I have noticed an increase in popularity of the single-mast sails for sea kayaking. I find the forward (of the hatch) mounted sail to be the easiest and most efficient sail to use while paddling.
I never liked the twin mast one and even less the step mast ones where the sail would interfere with my paddling stroke.
I believe that a collapsible mast is a safe sail too, taking only a split second to depower when the wind suddenly becomes just too strong to sail.
I currently use Flat Earth Sails and while they are more efficient than similar style sails (lateen) they require thoughtful mounting.
I have seen and read about sails that have failed when the breeze picked up above 15 knots; surprisingly those failures could have been avoided if the sailor would have set them up correctly.
A single mast sail should be kept as vertical as possible when sailing since tilting the kayak away from the breeze usually spills the wind and slows the boat down.
While often unavoidable, a paddler should counteract the heeling of the kayak to maintain proper balance and forward momentum.
When I set up a sail on my kayaks I take a fair amount of time to create the perfect-length stays. I secure high quality line (always Dyneema) to a very solid anchor on deck.
My anchors are spaced widely apart on the edge of the kayak's deck. Using existing deck fitting for anchors only works if they are in the right spot.Early experimentation demonstrated that stays too close to the base will not keep the mast upright.
Proper length stays are a critical component to successful sailing.
As unsolicited advice can be met with contempt, I often refrain from commenting (on the spot) when I see a set up destined to fail.
I have witnessed stays attached to the kayak's perimeter lines because the owner didn't want/care to create proper anchors for the stays.
When perimeter lines do stretch under the strain of the wind the mast would then often collapse.
not so good set up
Needless to say the paddler would then blame the sail manufacturer and tout that his sails are rubbish.
So how do you set up the sail to keep up in strong winds?
I mentioned Dyneema line, in my opinion the crucial part. Nylon stretches when wet and elongates under load.
Secondly I make sure that the stays are just a bit on the short side. When the wind loads the sail the polymer mast joiner (base) deforms a bit and compresses. A stay that is a bit too long would then angle the mast precariously.
sail about to collapse
Lastly I make sure that the deck of my kayaks don't flex under the base of the mast.
Most kayaks' decks are not designed to take a concentrated load in one spot. Peaked decks are better but often still not strong enough.
Since I don't like creating metal plates externally under the mast's base, I prefer to reinforce the deck of the kayak internally. A few layers of quality fibreglass cloth (even carbon, if I have any scraps laying around) make a much neater set up than agricultural looking metal plates, in my opinion, and lighter.

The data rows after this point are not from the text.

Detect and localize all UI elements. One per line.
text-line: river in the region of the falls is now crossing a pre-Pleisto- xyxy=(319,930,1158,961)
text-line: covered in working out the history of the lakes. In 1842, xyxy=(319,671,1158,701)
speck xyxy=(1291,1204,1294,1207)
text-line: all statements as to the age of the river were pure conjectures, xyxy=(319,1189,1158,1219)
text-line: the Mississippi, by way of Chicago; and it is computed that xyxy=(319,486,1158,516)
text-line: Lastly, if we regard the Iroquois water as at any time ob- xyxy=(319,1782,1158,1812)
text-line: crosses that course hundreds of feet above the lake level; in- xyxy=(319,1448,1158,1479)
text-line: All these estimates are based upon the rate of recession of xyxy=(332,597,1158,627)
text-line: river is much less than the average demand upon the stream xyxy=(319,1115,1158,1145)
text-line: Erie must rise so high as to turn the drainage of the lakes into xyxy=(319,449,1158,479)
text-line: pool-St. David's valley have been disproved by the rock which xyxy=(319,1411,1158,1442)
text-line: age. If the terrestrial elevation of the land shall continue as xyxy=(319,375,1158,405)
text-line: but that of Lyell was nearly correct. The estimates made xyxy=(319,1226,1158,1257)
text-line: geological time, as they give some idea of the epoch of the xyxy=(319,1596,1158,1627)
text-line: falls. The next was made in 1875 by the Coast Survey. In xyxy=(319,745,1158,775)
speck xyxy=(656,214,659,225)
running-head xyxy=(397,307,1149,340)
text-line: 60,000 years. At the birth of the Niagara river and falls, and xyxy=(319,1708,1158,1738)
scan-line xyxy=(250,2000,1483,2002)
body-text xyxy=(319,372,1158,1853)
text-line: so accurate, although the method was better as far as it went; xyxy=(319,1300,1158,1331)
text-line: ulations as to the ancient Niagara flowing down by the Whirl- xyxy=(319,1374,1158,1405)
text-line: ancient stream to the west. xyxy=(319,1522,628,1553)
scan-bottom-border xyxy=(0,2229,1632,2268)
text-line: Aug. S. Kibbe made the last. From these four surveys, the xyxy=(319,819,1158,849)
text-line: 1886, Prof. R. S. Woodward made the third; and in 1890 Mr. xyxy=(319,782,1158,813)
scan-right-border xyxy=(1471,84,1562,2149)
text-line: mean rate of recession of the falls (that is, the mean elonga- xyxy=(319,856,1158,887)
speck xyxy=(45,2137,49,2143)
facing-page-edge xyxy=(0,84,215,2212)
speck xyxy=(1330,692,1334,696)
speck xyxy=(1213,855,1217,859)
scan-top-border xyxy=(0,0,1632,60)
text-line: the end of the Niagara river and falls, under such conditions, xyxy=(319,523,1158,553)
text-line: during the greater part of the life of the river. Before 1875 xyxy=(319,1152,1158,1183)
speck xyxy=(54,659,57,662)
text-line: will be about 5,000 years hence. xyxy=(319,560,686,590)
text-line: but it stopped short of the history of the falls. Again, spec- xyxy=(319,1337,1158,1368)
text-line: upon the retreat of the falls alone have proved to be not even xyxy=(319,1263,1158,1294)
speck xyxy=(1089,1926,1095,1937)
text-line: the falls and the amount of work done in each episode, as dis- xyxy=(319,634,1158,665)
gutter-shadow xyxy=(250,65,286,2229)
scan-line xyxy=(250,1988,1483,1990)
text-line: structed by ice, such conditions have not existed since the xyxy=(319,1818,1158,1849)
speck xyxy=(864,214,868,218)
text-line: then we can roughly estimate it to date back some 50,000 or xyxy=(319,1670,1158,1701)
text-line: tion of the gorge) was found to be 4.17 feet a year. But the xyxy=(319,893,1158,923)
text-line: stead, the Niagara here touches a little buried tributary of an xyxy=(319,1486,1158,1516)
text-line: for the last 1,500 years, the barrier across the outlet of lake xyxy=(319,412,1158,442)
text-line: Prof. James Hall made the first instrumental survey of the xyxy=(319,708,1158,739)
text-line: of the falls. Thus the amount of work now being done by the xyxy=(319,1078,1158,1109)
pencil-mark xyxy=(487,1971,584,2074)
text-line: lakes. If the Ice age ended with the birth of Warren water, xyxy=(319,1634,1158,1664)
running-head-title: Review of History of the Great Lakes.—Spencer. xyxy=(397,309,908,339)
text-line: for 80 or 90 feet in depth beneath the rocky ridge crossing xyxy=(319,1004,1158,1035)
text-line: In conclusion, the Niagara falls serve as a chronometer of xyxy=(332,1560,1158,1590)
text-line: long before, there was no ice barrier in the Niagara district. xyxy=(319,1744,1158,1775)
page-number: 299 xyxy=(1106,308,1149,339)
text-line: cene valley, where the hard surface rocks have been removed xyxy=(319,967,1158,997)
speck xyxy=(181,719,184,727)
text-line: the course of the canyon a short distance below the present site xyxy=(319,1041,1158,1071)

sail set up with mast in upright position
I use quality cleats that keep the uphaul line in position. I hate nylon cleats that let the rope slip.
A tensioned uphaul will keep the mast upright.
And finally the fasteners that keep the stays attached to the deck anchors.
I don't use snap links and even less clasps.
Nothing is more solid, secure and unobtrusive than a proper small "D" shackle.
It might take a second longer to secure it but I am positively sure it won't let go.
So, if your sail set up has failed you consider checking the above pointers.
If any other cause is not keeping your sail upright I might be able to advise you on a solution.